With its first episode airing in September of 2011 and its finale in August of 2012, Kamen Rider Fourze was the 22nd installment in the long-running Kamen Rider franchise. It aired weekly as one half of an hour-long programming block called Super Hero Time on the Japanese television network TV Asahi. The franchise itself has attracted a worldwide audience thanks to its generally solid writing and exceptional contributions to the collections of toy connoisseurs. Although it hasn't left a strong mark in Western culture like its spiritual brother, Super Sentai, managed to do with its adaptation to Power Rangers, Kamen Rider is thriving as an international success.
As both the 22nd series and 40-year celebration of the birth of Kamen Rider, many good things were expected from Fourze. The details that were released prior to the show's airing painted what many fans considered a mixed bag. The overall theme of the series would be space, the setting would be a high school, and the plot dealt with Kamen Rider Fourze using the mysterious powers of the 40 Astro Switches to lay the smack down on zodiac-themed monsters known as Zodiarts (Note: "Zodiarts" is both plural and singular, like "sheep") and their own Switches that had been given to them by a mysterious evil group. While people looked forward to the plot, many were on the fence about the setting and theme. Space seemed a bit bland and a high school setting felt as generic as possible, so how could Fourze possibly make these interesting?
The pilot episode does a great job of giving the viewer a more established look at the core of the show. Right off the bat we are introduced to an ill, no-nonsense boy named Kengo Utahoshi, a girl named Yuki Jojima who is obsessed with space, and an eccentric transfer student named Gentaro Kisaragi whose sole goal is to befriend as many people as he possibly can. After fishing a love letter out of the water after Kengo threw it away and reconnecting with Yuki, who turns out to be his childhood friend, Gentaro learns that Kengo was given the tools necessary to defeat the Zodiarts. However, Kengo lacks the stamina to both become Fourze and operate the PowerDizer mech, so Gentaro takes the former upon himself and leaves it to the much more knowledgeable Kengo to strategize.
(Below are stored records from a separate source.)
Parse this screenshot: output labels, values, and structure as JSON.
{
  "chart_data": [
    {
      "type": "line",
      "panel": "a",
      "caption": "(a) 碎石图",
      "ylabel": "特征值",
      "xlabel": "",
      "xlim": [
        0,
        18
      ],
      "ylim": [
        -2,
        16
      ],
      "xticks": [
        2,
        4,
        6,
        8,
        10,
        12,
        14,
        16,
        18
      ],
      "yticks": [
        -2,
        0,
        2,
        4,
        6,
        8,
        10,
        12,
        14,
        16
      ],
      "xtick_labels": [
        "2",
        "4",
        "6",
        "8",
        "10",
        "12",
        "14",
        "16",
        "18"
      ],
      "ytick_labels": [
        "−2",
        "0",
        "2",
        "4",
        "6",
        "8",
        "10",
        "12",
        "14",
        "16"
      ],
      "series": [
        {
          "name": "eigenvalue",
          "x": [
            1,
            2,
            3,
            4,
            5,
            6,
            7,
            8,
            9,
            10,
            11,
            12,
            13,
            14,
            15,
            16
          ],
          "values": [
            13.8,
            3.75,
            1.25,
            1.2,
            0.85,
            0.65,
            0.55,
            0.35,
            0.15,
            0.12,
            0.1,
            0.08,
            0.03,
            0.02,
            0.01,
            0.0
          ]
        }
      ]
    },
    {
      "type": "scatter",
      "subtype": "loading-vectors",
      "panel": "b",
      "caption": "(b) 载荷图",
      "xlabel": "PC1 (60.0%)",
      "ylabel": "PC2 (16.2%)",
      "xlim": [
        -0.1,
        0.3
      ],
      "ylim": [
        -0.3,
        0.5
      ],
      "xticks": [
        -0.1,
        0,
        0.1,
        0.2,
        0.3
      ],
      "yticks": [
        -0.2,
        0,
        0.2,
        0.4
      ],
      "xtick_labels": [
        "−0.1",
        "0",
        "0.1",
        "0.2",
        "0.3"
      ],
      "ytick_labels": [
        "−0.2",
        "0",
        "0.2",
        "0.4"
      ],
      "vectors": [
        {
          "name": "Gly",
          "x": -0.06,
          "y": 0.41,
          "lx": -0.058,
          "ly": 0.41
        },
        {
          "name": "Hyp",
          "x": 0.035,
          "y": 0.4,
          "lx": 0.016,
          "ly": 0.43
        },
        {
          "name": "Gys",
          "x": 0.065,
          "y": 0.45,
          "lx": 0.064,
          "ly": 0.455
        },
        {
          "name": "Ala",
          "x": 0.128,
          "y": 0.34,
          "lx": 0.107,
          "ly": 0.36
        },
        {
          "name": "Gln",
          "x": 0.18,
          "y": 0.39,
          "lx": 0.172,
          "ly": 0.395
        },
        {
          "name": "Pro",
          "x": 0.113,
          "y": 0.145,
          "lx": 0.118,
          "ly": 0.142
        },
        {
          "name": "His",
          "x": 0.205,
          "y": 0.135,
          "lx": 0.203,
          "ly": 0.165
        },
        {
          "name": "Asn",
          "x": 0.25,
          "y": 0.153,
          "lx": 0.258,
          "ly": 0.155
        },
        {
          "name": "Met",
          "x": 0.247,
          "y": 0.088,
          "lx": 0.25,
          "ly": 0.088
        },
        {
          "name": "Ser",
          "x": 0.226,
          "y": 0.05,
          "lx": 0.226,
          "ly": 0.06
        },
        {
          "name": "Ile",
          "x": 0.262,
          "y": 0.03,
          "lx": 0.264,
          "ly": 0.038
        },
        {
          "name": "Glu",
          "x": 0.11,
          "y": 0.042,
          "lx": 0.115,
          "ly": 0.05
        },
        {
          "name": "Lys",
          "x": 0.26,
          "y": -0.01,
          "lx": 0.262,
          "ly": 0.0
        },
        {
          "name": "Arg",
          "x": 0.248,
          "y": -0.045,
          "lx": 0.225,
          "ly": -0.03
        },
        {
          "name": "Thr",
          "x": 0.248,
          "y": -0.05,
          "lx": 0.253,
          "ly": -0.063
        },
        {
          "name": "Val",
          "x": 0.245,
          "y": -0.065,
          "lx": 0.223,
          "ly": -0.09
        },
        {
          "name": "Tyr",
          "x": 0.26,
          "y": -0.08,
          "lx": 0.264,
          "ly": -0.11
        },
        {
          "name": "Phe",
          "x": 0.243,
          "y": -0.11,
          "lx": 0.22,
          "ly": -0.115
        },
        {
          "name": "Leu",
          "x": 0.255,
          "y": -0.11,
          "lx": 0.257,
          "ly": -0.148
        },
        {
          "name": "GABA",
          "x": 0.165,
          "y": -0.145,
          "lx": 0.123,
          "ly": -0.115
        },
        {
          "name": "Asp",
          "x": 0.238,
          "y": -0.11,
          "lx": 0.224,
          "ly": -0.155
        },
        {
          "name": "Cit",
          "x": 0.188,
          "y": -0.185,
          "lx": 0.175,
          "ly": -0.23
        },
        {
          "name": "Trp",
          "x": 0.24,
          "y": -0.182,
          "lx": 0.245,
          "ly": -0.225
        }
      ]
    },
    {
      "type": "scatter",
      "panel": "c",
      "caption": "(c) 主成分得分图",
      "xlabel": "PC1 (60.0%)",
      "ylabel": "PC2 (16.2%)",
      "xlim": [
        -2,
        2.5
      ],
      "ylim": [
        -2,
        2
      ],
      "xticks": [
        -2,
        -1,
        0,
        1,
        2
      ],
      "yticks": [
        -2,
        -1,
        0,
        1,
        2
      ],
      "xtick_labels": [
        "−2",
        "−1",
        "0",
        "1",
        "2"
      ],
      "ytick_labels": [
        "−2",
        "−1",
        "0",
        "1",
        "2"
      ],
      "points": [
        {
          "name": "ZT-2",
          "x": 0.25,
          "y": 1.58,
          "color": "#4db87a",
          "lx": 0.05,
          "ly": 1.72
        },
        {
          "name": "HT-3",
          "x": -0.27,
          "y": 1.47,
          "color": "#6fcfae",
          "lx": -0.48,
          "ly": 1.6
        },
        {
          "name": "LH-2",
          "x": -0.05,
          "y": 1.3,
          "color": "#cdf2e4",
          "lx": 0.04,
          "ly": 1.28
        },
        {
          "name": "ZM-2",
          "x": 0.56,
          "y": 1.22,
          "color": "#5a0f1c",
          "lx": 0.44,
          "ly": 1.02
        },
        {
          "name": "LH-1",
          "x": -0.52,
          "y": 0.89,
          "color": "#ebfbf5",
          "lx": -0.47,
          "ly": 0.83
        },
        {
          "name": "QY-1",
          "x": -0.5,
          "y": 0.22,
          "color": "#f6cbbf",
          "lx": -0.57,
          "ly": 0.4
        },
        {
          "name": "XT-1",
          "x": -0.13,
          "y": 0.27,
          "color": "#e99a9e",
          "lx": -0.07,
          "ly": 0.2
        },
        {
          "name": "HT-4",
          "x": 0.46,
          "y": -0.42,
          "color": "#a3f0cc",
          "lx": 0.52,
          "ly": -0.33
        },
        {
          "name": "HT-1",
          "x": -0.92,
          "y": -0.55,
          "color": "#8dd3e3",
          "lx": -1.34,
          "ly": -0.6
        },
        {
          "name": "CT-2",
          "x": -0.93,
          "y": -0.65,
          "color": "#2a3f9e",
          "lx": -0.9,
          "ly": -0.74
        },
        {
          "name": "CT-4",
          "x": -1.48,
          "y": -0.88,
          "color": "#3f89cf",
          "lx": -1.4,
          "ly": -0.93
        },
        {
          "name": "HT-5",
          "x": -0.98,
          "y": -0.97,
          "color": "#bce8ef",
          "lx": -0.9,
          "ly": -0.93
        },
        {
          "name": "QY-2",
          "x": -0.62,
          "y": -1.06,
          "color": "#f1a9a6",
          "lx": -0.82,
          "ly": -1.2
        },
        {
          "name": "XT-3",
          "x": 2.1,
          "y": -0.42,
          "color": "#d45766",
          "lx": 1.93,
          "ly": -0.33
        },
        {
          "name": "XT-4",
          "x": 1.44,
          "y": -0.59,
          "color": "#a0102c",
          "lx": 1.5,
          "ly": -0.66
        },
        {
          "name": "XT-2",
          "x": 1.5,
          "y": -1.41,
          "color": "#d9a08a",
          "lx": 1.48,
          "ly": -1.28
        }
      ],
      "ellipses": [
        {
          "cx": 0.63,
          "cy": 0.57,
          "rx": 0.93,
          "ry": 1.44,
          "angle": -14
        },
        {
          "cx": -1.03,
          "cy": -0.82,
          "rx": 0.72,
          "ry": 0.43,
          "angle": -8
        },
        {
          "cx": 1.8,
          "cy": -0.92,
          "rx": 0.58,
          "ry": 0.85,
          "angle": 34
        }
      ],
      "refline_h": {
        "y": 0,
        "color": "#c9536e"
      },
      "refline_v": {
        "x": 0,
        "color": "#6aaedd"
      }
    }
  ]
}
The main cast of Fourze is very diverse in that it pulls a member from every clique of the school and gives them personalities that both reflect the stereotype they represent and establish them as unique individuals. The down side is, of course, individual character development becomes a bit difficult with a cast of eight people and no room for filler episodes. While the development of a few flourished, a couple of others remained at the same points throughout the series. The list of main antagonists was even larger with one for each horoscope, so the first 30 or so episodes felt like the show was weeding out the weakest. A few, such as the Taurus Zodiarts, played such a small role overall that it was a bit disappointing to even consider them as main antagonists.
Pacing played an important part in Fourze's run, as it does in any show with as many (48) or more episodes. While it may seem like there is plenty of room to goof off in such a long run, it's quite often the exact opposite with Kamen Rider and Super Sentai alike. From start to finish, Fourze fed viewers plot nonstop. Whether it involved introducing a new villain, showing off a new power, or strengthening the bonds within the cast, each episode efficiently served its purpose. Later episodes rewarded the audience with an exciting set of twists and shocks leading right up to the end, which did a good job of wrapping the series up.
Overall, Kamen Rider Fourze was certainly much better than it was anticipated to be. It had the feel of a fun high school comedy, but sprinkled with darker scenes that viewers who were older than the target demographic would appreciate. I, personally, would rank Fourze among the top Kamen Rider series of all time due to how fun it is. Fourze was a celebration of both its franchise and what it means to be a friend, and it served its purpose with a light-hearted attitude that impacted me directly. The character of Gentaro Kisaragi both inspired me to be more outgoing and style my hair into a pompadour in the privacy of my own bathroom. I bestow upon this show a rating of 9.5/10, and I implore you to watch it if you find yourself with some free time.